Тревоги тех, кто видит риск для свободы науки в принятии моральных суждений о науке, можно теперь проанализировать в подходящем освещении. Если речь идет о свободе исследования, о создании знания и обмене им, о совершенно автономном выборе критериев принятия высказываний и теорий (т. е. если эта свобода касается когнитивной стороны науки), ее надо защищать от претензий на ограничение ее во имя предполагаемых моральных императивов. Поскольку когнитивная цель науки – способствовать поиску истины, т. е. служить очень высокой ценности, уважать и защищать такую свободу – моральный долг[423]
. Однако хорошо известно, что свобода действий требует более осторожного подхода. Действительно, как мы уже отмечали, прогресс цивилизации можно рассматривать как постепенное расширение областей человеческих «свобод», сопровождаемое соответствующим регулированием использования этих свобод, обычно предполагающим некоторое ограничение свободы действий.Такое ограничение никогда не считалось незаконным как таковое, поскольку оно отвечает двум очевидным потребностям: 1) поскольку действия могут причинить вред другим людям, ограничения нужны, чтобы избежать этого; 2) свобода действий одного кончается там, где начинается свобода действий другого, или, другими словами, ограничения свободы действий одного навязываются требованием не ограничивать свободу действий другого. Это второе требование является следствием принятия всеобщности свободы (действия). Если каждый имеет право на эту свободу, она ни для кого не может быть неограниченной. Заметим, что это соответствует представленной ранее идее оптимизации, которая также содержит идею критерия «ограничения без произвола»: свобода действия индивида (или подсистемы) должна ограничиваться лишь в той степени, в какой без этого будет ограничена свобода других индивидов (или подсистем). В заключение: свобода науки не только совместима, но и по необходимости связана с регулированием научной деятельности.

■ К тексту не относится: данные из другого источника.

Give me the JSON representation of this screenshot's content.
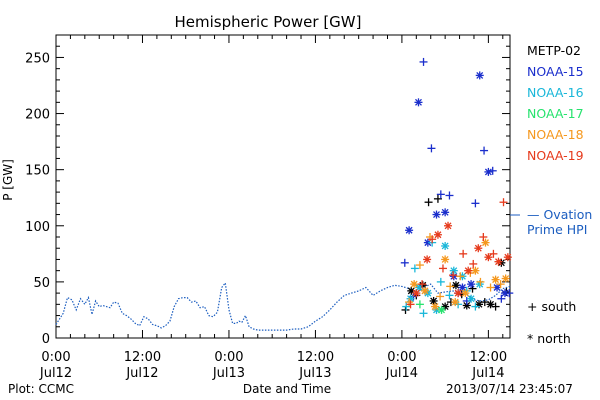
{
  "chart_data": {
    "type": "scatter",
    "title": "Hemispheric Power [GW]",
    "ylabel": "P [GW]",
    "xlabel": "Date and Time",
    "ylim": [
      0,
      270
    ],
    "yticks": [
      0,
      50,
      100,
      150,
      200,
      250
    ],
    "xlim_hours": [
      0,
      63
    ],
    "xtick_labels": [
      {
        "hour": 0,
        "time": "0:00",
        "date": "Jul12"
      },
      {
        "hour": 12,
        "time": "12:00",
        "date": "Jul12"
      },
      {
        "hour": 24,
        "time": "0:00",
        "date": "Jul13"
      },
      {
        "hour": 36,
        "time": "12:00",
        "date": "Jul13"
      },
      {
        "hour": 48,
        "time": "0:00",
        "date": "Jul14"
      },
      {
        "hour": 60,
        "time": "12:00",
        "date": "Jul14"
      }
    ],
    "legend": {
      "placement": "right",
      "entries": [
        {
          "name": "METP-02",
          "color": "#000000"
        },
        {
          "name": "NOAA-15",
          "color": "#1a2ecc"
        },
        {
          "name": "NOAA-16",
          "color": "#19b7d9"
        },
        {
          "name": "NOAA-17",
          "color": "#26e36e"
        },
        {
          "name": "NOAA-18",
          "color": "#f5981e"
        },
        {
          "name": "NOAA-19",
          "color": "#e63a1c"
        }
      ],
      "ovation_label_1": "— Ovation",
      "ovation_label_2": "Prime HPI",
      "ovation_color": "#1c5ec0",
      "south_label": "+ south",
      "north_label": "* north"
    },
    "footer": {
      "left": "Plot: CCMC",
      "right": "2013/07/14 23:45:07"
    },
    "ovation_series": {
      "name": "Ovation Prime HPI",
      "color": "#1c5ec0",
      "x": [
        0.0,
        0.5,
        1.0,
        1.6,
        2.2,
        2.8,
        3.4,
        4.0,
        4.5,
        5.0,
        5.5,
        6.0,
        6.5,
        7.0,
        7.5,
        8.0,
        8.6,
        9.2,
        9.8,
        10.4,
        11.0,
        11.6,
        12.2,
        12.8,
        13.4,
        14.0,
        14.6,
        15.2,
        15.8,
        16.4,
        17.0,
        17.6,
        18.2,
        18.8,
        19.4,
        20.0,
        20.6,
        21.2,
        21.8,
        22.4,
        23.0,
        23.5,
        24.0,
        24.5,
        25.0,
        25.4,
        25.8,
        26.3,
        26.8,
        27.4,
        28.0,
        29.0,
        30.0,
        31.0,
        32.0,
        33.0,
        34.0,
        35.0,
        36.0,
        37.0,
        38.0,
        39.0,
        40.0,
        41.0,
        42.0,
        43.0,
        44.0,
        45.0,
        46.0,
        47.0,
        48.0,
        49.0,
        50.0,
        51.0,
        52.0,
        53.0,
        54.0,
        55.0,
        56.0,
        57.0,
        58.0,
        59.0,
        60.0,
        61.0,
        62.0,
        63.0
      ],
      "y": [
        12,
        17,
        22,
        36,
        34,
        25,
        35,
        30,
        36,
        21,
        33,
        28,
        29,
        28,
        27,
        32,
        31,
        22,
        20,
        17,
        13,
        11,
        19,
        17,
        12,
        11,
        9,
        11,
        15,
        28,
        35,
        36,
        36,
        32,
        33,
        27,
        28,
        20,
        19,
        23,
        45,
        49,
        25,
        13,
        13,
        15,
        14,
        20,
        10,
        8,
        7,
        7,
        7,
        7,
        7,
        8,
        8,
        10,
        15,
        19,
        25,
        32,
        38,
        40,
        42,
        45,
        38,
        42,
        45,
        47,
        46,
        44,
        40,
        45,
        48,
        40,
        41,
        42,
        41,
        39,
        34,
        33,
        34,
        38,
        44,
        46
      ]
    },
    "series": [
      {
        "name": "METP-02",
        "color": "#000000",
        "x": [
          48.5,
          49.3,
          50.0,
          50.9,
          51.7,
          52.4,
          53.0,
          54.0,
          54.8,
          55.5,
          56.3,
          57.0,
          57.8,
          58.7,
          59.5,
          60.3,
          61.0,
          61.8,
          62.5
        ],
        "y": [
          25,
          42,
          38,
          47,
          121,
          33,
          124,
          28,
          32,
          47,
          39,
          29,
          44,
          30,
          32,
          30,
          28,
          67,
          41
        ]
      },
      {
        "name": "NOAA-15",
        "color": "#1a2ecc",
        "x": [
          48.4,
          49.0,
          49.6,
          50.3,
          51.0,
          51.6,
          52.1,
          52.8,
          53.4,
          54.0,
          54.6,
          55.2,
          55.8,
          56.4,
          57.0,
          57.6,
          58.2,
          58.8,
          59.4,
          60.0,
          60.6,
          61.2,
          61.8,
          62.3,
          62.9
        ],
        "y": [
          67,
          96,
          37,
          210,
          246,
          85,
          169,
          110,
          128,
          112,
          127,
          55,
          40,
          45,
          33,
          48,
          120,
          234,
          167,
          148,
          149,
          45,
          35,
          40,
          40
        ]
      },
      {
        "name": "NOAA-16",
        "color": "#19b7d9",
        "x": [
          48.6,
          49.2,
          49.8,
          50.4,
          51.0,
          51.6,
          52.2,
          52.8,
          53.4,
          54.0,
          54.6,
          55.2,
          55.8,
          56.4,
          57.0,
          57.6,
          58.2,
          58.8
        ],
        "y": [
          28,
          35,
          62,
          45,
          22,
          40,
          85,
          25,
          50,
          82,
          38,
          60,
          30,
          55,
          42,
          35,
          28,
          48
        ]
      },
      {
        "name": "NOAA-17",
        "color": "#26e36e",
        "x": [
          50.5,
          53.5
        ],
        "y": [
          30,
          25
        ]
      },
      {
        "name": "NOAA-18",
        "color": "#f5981e",
        "x": [
          49.0,
          49.7,
          50.5,
          51.2,
          51.9,
          52.6,
          53.3,
          54.0,
          54.7,
          55.4,
          56.1,
          56.8,
          57.5,
          58.2,
          58.9,
          59.6,
          60.3,
          61.0,
          61.7,
          62.4
        ],
        "y": [
          32,
          48,
          65,
          42,
          90,
          28,
          37,
          70,
          46,
          32,
          55,
          40,
          58,
          60,
          50,
          85,
          45,
          52,
          48,
          53
        ]
      },
      {
        "name": "NOAA-19",
        "color": "#e63a1c",
        "x": [
          49.2,
          50.0,
          50.8,
          51.5,
          52.2,
          53.0,
          53.7,
          54.4,
          55.1,
          55.8,
          56.5,
          57.2,
          57.9,
          58.6,
          59.3,
          60.0,
          60.7,
          61.4,
          62.1,
          62.7
        ],
        "y": [
          30,
          40,
          48,
          70,
          88,
          92,
          62,
          100,
          56,
          40,
          75,
          60,
          66,
          80,
          90,
          72,
          75,
          68,
          121,
          72
        ]
      }
    ]
  }
}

Поскольку мы занимались здесь только моральными проблемами, из наших рассуждений следует, что люди, занимающиеся наукой, должны принимать ограничения своей практической деятельности. Это моральная обязанность, которая, как таковая, касается совести отдельных ученых и имеет для них форму долга, или морального императива. Поэтому она не имеет принудительной силы, поскольку каждый индивид сохраняет свою свободу выбора и может действовать в отношении своего долга против собственной совести. Это, однако, становится серьезным препятствием, когда ограничения свободы действия должны накладываться по социальным причинам. В этом случае должны вводиться некоторые легальные инструменты, способные навязывать, с законным применением силы, соблюдение этих ограничений. Это имеет место в любой области, и нет оснований не допускать этого в случае научной деятельности. Тем не менее каждому законному предписанию свойственно то, что оно не должно выступать как чистое принуждение, но должно быть совместимо со «свободным принятием» накладываемых им ограничений. Решение этой деликатной проблемы содержится в понятии ответственности[424]

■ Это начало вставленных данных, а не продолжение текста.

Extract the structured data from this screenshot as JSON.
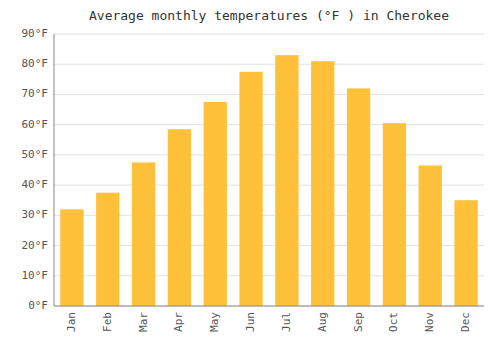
{
  "chart_data": {
    "type": "bar",
    "title": "Average monthly temperatures (°F ) in Cherokee",
    "categories": [
      "Jan",
      "Feb",
      "Mar",
      "Apr",
      "May",
      "Jun",
      "Jul",
      "Aug",
      "Sep",
      "Oct",
      "Nov",
      "Dec"
    ],
    "values": [
      32,
      37.5,
      47.5,
      58.5,
      67.5,
      77.5,
      83,
      81,
      72,
      60.5,
      46.5,
      35
    ],
    "color": "#FFC03A",
    "ylim": [
      0,
      90
    ],
    "yticks": [
      {
        "value": 0,
        "label": "0°F"
      },
      {
        "value": 10,
        "label": "10°F"
      },
      {
        "value": 20,
        "label": "20°F"
      },
      {
        "value": 30,
        "label": "30°F"
      },
      {
        "value": 40,
        "label": "40°F"
      },
      {
        "value": 50,
        "label": "50°F"
      },
      {
        "value": 60,
        "label": "60°F"
      },
      {
        "value": 70,
        "label": "70°F"
      },
      {
        "value": 80,
        "label": "80°F"
      },
      {
        "value": 90,
        "label": "90°F"
      }
    ],
    "grid": true
  }
}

. Оно, конечно, предполагает свободу (выбора и действия), поскольку только свободные личности могут считаться ответственными за свои действия. Но она также подразумевает обязательства, поскольку ответственной является личность, свободно принимающая обязательства, которые, в частности, могут повлечь за собой ограничения ее свободы действия. Это идеальная ситуация для поведения, внушенного моралью, поскольку в ней свобода есть установка совести, уважающей (моральный) закон, а обязательство есть выражение закона, уважающего совесть.Если эту ситуацию распространить на законы, понимаемые в их техническом юридическом смысле, проблема примирения свободы и регуляции удовлетворительно решается. Однако такая ситуация «идеальна», и ее трудно осуществить в случае «коллективной» деятельности, такой, как наука. Первым приближением к такой ситуации служит саморегулирование научного сообщества, внутри которого осуществляется некоторая этически чувствительная деятельность. Многие верят, что это единственная форма регулирования, совместимая со свободой науки. Это решение, однако, недостаточно по крайней мере, по двум причинам. Первая: почему некоторое конкретное научное сообщество должно иметь право решать, что хорошо и что плохо для всего общества? Более того, ученые ничем не лучше подготовлены, чем кто угодно другой, когда речь идет об установлении норм существенно морального характера. Вторая: простой саморегуляции может оказаться недостаточно для того, чтобы навязать морально правильное поведение противящимся в случае особенно неприемлемых действий. Поэтому в этом случае должно предусматриваться некоторое публично обязывающее регулирование, имеющее силу подлинного закона.